Rationale for black-box optim

Since Julia have powerful auto-differentiation library (such as Zygote.jl) and useful Optimization (convex or not) packages such as JuMP.jl, one may think a black-box optimization is not useful in almost any case. However, even within the pure-Julia ecosystem, one might find the function at hand having noisy/spiky differential, or, takes too long to compute not mentioning the differentials.

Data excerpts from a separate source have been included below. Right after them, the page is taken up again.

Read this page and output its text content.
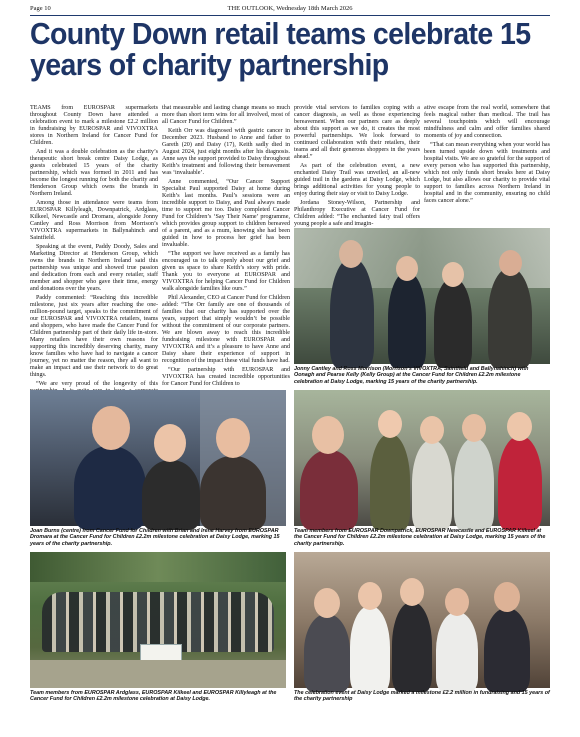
Page 10	THE OUTLOOK, Wednesday 18th March 2026
County Down retail teams celebrate 15 years of charity partnership

TEAMS from EUROSPAR supermarkets throughout County Down have attended a celebration event to mark a milestone £2.2 million in fundraising by EUROSPAR and VIVOXTRA stores in Northern Ireland for Cancer Fund for Children.

And it was a double celebration as the charity’s therapeutic short break centre Daisy Lodge, as guests celebrated 15 years of the charity partnership, which was formed in 2011 and has become the longest running for both the charity and Henderson Group which owns the brands in Northern Ireland.

Among those in attendance were teams from EUROSPAR Killyleagh, Downpatrick, Ardglass, Kilkeel, Newcastle and Dromara, alongside Jonny Cantley and Ross Morrison from Morrison’s VIVOXTRA supermarkets in Ballynahinch and Saintfield.

Speaking at the event, Paddy Doody, Sales and Marketing Director at Henderson Group, which owns the brands in Northern Ireland said this partnership was unique and showed true passion and dedication from each and every retailer, staff member and shopper who gave their time, energy and donations over the years.

Paddy commented: “Reaching this incredible milestone, just six years after reaching the one-million-pound target, speaks to the commitment of our EUROSPAR and VIVOXTRA retailers, teams and shoppers, who have made the Cancer Fund for Children partnership part of their daily life in-store. Many retailers have their own reasons for supporting this incredibly deserving charity, many know families who have had to navigate a cancer journey, yet no matter the reason, they all want to make an impact and use their network to do great things.

“We are very proud of the longevity of this

that measurable and lasting change means so much more than short term wins for all involved, most of all Cancer Fund for Children.”

Keith Orr was diagnosed with gastric cancer in December 2023. Husband to Anne and father to Gareth (20) and Daisy (17), Keith sadly died in August 2024, just eight months after his diagnosis. Anne says the support provided to Daisy throughout Keith’s treatment and following their bereavement was ‘invaluable’.

Anne commented, “Our Cancer Support Specialist Paul supported Daisy at home during Keith’s last months. Paul’s sessions were an incredible support to Daisy, and Paul always made time to support me too. Daisy completed Cancer Fund for Children’s ‘Say Their Name’ programme, which provides group support to children bereaved of a parent, and as a mum, knowing she had been guided in how to process her grief has been invaluable.

“The support we have received as a family has encouraged us to talk openly about our grief and given us space to share Keith’s story with pride. Thank you to everyone at EUROSPAR and VIVOXTRA for helping Cancer Fund for Children walk alongside families like ours.”

Phil Alexander, CEO at Cancer Fund for Children added: “The Orr family are one of thousands of families that our charity has supported over the years, support that simply wouldn’t be possible without the commitment of our corporate partners. We are blown away to reach this incredible fundraising milestone with EUROSPAR and VIVOXTRA and it’s a pleasure to have Anne and Daisy share their experience of support in recognition of the impact these vital funds have had.

“Our partnership with EUROSPAR and VIVOXTRA has created incredible opportunities for Cancer Fund for Children to

provide vital services to families coping with a cancer diagnosis, as well as those experiencing bereavement. When our partners care as deeply about this support as we do, it creates the most powerful partnerships. We look forward to continued collaboration with their retailers, their teams and all their generous shoppers in the years ahead.”

As part of the celebration event, a new enchanted Daisy Trail was unveiled, an all-new guided trail in the gardens at Daisy Lodge, which brings additional activities for young people to enjoy during their stay or visit to Daisy Lodge.

Jordana Stoney-Wilson, Partnership and Philanthropy Executive at Cancer Fund for Children added: “The enchanted fairy trail offers young people a safe and imagin-

ative escape from the real world, somewhere that feels magical rather than medical. The trail has several touchpoints which will encourage mindfulness and calm and offer families shared moments of joy and connection.

“That can mean everything when your world has been turned upside down with treatments and hospital visits. We are so grateful for the support of every person who has supported this partnership, which not only funds short breaks here at Daisy Lodge, but also allows our charity to provide vital support to families across Northern Ireland in hospital and in the community, ensuring no child faces cancer alone.”

Jonny Cantley and Ross Morrison (Morrison’s VIVOXTRA, Saintfield and Ballynahinch) with Oonagh and Pearse Kelly (Kelly Group) at the Cancer Fund for Children £2.2m milestone celebration at Daisy Lodge, marking 15 years of the charity partnership.
Joan Burns (centre) from Cancer Fund for Children with Brian and Irene Harvey from EUROSPAR Dromara at the Cancer Fund for Children £2.2m milestone celebration at Daisy Lodge, marking 15 years of the charity partnership.
Team members from EUROSPAR Downpatrick, EUROSPAR Newcastle and EUROSPAR Kilkeel at the Cancer Fund for Children £2.2m milestone celebration at Daisy Lodge, marking 15 years of the charity partnership.
Team members from EUROSPAR Ardglass, EUROSPAR Kilkeel and EUROSPAR Killyleagh at the Cancer Fund for Children £2.2m milestone celebration at Daisy Lodge.
The celebration event at Daisy Lodge marked a milestone £2.2 million in fundraising and 15 years of the charity partnership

Another place a black-box optimization may come handy is when dealing with external programs, especially those closed source once or legacy (read: fossil) softwares.

A short example

Say we have some compiled C program with the following function:

// ./test.c
#include <math.h>

double parab(double x){
    return pow((3+x), 2);
}

we can compile a shared library:

gcc  -c -Wall -fPIC test.c -o test.o
gcc  -shared -fPIC -o test.so test.o

# gives us a ./test.so

We can use @ccall to access this function:

julia> @ccall "./test".parab(2.0::Float64)::Float64
25.0

Now, we wrap this into a function:[1]

julia> parab_c(x) = @ccall "./test".parab(x[1]::Float64)::Float64
parab_c (generic function with 1 method)

then we can black-box optimize it!

using BlackBoxOptim
julia> res = bboptimize(parab_c; SearchRange=(-5.0, 5.0), NumDimensions=1)
...
julia> best_candidate(res)
1-element Array{Float64,1}:
 -3.0

In fact, we would realize that we don't care how the external program is invoked, as long as the returned 'stuff' is stable; you might as well just parse the stdout of some weird external program into numbers and feed it into bboptimize.

[1] BlackBoxOptim.jl expects the function to take an Array even though your function may be a scalar one.